Добавить в цитаты Настройки чтения

Страница 11 из 101

Заплясали по стенам подвижные тени, в душу Качуренко постепенно полилось тепло,

убаюкивал покой — он снова, хотя и в последний раз, побывал дома.

Ожили книжные шкафы, где между книгами притаился блокнотик со списком людей, о

которых знали только он да первый секретарь райкома. Часть тех, кто попал в этот список, была

известна еще Евдокии Руслановне. Но опытная Вовкодавиха советовала: такие вещи должны

быть известны только одному доверенному — памяти.

Андрей Гаврилович хотя и помнил, куда засунул блокнотик, но не нашел его на месте.

Побелев, встревоженный, принялся сбрасывать с полок книги. Поверить этому не мог: кто узнал

его тайну, кто выкрал такой важный и опасный документ, кто схватил эту важную нить?

Он сбросил книжки с одной полки, нервно принялся за нижний ряд. И сразу же наткнулся на

злополучный блокнотик. Обессилевший, сел на пол, облегченно вздохнул. Еще не веря, раскрыл

блокнотик — да, вот он, ровный ряд фамилий, против каждой из них обозначено конспиративное

имя. Андрей Гаврилович при всей своей твердой и цепкой памяти имел один существенный

недостаток — плохо запоминал номера телефонов и имена людей. Тем более выдуманные

клички.

Камин весело шумел, язык пламени жадно лизал закопченные кирпичи, в комнате стало

уютно и тепло. Мигающего света от камина было достаточно, чтобы прочесть написанное, даже

мысленно, закрыв глаза, проверить себя, сопоставит ли память все фамилии с кличками.

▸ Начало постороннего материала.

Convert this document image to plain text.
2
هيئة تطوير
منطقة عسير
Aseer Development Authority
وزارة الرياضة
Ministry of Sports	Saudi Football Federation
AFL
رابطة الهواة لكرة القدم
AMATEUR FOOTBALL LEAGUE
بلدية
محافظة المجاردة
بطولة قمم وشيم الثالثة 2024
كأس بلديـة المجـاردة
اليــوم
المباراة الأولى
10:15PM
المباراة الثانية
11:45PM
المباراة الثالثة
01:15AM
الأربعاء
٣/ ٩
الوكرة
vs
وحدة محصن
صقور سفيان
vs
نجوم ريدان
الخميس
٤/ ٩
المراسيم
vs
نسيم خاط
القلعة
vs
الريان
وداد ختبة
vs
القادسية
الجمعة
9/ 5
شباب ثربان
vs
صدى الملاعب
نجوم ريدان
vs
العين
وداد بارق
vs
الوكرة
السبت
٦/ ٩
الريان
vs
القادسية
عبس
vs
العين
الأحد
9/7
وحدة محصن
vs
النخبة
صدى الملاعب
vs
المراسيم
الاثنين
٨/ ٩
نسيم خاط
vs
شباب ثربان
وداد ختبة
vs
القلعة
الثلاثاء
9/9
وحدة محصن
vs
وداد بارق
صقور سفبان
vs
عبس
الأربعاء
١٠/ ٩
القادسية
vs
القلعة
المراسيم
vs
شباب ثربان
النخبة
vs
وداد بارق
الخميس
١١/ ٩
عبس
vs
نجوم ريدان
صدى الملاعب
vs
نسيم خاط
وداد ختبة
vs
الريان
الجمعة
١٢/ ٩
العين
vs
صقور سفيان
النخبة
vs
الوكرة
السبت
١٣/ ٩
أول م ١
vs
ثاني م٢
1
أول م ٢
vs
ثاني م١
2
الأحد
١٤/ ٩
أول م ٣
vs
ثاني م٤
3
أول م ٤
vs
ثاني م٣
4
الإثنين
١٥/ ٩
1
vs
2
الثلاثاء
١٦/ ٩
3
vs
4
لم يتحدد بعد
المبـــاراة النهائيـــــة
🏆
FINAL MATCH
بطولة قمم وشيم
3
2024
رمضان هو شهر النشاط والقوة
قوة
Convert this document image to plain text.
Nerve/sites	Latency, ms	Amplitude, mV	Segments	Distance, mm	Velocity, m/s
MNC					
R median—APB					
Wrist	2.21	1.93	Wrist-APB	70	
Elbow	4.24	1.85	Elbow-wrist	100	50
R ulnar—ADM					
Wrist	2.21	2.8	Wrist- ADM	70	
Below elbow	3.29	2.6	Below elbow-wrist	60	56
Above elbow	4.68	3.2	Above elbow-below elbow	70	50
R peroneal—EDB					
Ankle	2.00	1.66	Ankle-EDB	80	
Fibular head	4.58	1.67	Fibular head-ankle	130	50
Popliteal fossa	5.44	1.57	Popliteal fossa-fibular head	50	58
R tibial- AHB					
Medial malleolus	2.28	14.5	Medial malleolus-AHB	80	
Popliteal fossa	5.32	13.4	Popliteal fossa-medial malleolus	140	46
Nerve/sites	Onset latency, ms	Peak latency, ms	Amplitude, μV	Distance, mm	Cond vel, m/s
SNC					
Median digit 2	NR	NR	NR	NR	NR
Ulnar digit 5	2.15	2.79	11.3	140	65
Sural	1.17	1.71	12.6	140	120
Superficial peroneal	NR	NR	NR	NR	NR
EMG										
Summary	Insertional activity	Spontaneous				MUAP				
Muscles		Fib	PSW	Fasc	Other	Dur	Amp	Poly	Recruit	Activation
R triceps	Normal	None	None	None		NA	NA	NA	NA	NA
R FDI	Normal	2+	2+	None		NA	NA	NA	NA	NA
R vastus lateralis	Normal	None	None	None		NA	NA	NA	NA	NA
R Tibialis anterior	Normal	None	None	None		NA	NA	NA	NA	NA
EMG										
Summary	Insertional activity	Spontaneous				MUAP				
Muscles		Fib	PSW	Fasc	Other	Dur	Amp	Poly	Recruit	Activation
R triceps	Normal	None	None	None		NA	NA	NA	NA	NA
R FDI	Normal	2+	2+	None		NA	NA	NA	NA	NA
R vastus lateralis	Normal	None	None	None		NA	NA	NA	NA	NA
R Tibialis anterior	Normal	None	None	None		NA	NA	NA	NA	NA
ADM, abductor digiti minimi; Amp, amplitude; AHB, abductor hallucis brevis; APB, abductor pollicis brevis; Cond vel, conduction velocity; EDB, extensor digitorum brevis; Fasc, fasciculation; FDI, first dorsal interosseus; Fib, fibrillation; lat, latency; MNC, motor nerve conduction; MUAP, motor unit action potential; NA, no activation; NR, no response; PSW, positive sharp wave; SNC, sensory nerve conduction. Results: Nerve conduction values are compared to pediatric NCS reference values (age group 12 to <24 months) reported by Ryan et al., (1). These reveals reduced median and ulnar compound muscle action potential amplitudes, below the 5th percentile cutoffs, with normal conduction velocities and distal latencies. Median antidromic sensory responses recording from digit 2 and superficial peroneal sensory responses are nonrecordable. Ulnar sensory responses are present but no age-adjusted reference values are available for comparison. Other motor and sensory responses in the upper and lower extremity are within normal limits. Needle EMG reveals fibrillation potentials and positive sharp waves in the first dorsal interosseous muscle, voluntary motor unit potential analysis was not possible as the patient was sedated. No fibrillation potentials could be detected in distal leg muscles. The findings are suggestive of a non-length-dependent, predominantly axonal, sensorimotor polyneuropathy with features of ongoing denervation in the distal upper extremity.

Тайный блокнотик можно было бы передать на вечное хранение огню, но он не спешил. Как

школьник стихотворение, в который раз перечитывал по памяти все клички, которые со

временем должны были заменить настоящие человеческие имена. Кажется, все запомнил.

Остановил взгляд на разбросанных книгах и вдруг встревожился: да это же тома Маркса,

Энгельса, Ленина. Книги, над которыми он просидел не один долгий вечер, не один выходной, не

раз спорил с Аглаей, так и не заглянувшей ни в одну из этих книг, священных для него. Не

задумываясь, бросил в огонь блокнотик, долго наблюдал, как жадно схватило пламя жертву, с

какой неумолимостью стало уничтожать белые листки.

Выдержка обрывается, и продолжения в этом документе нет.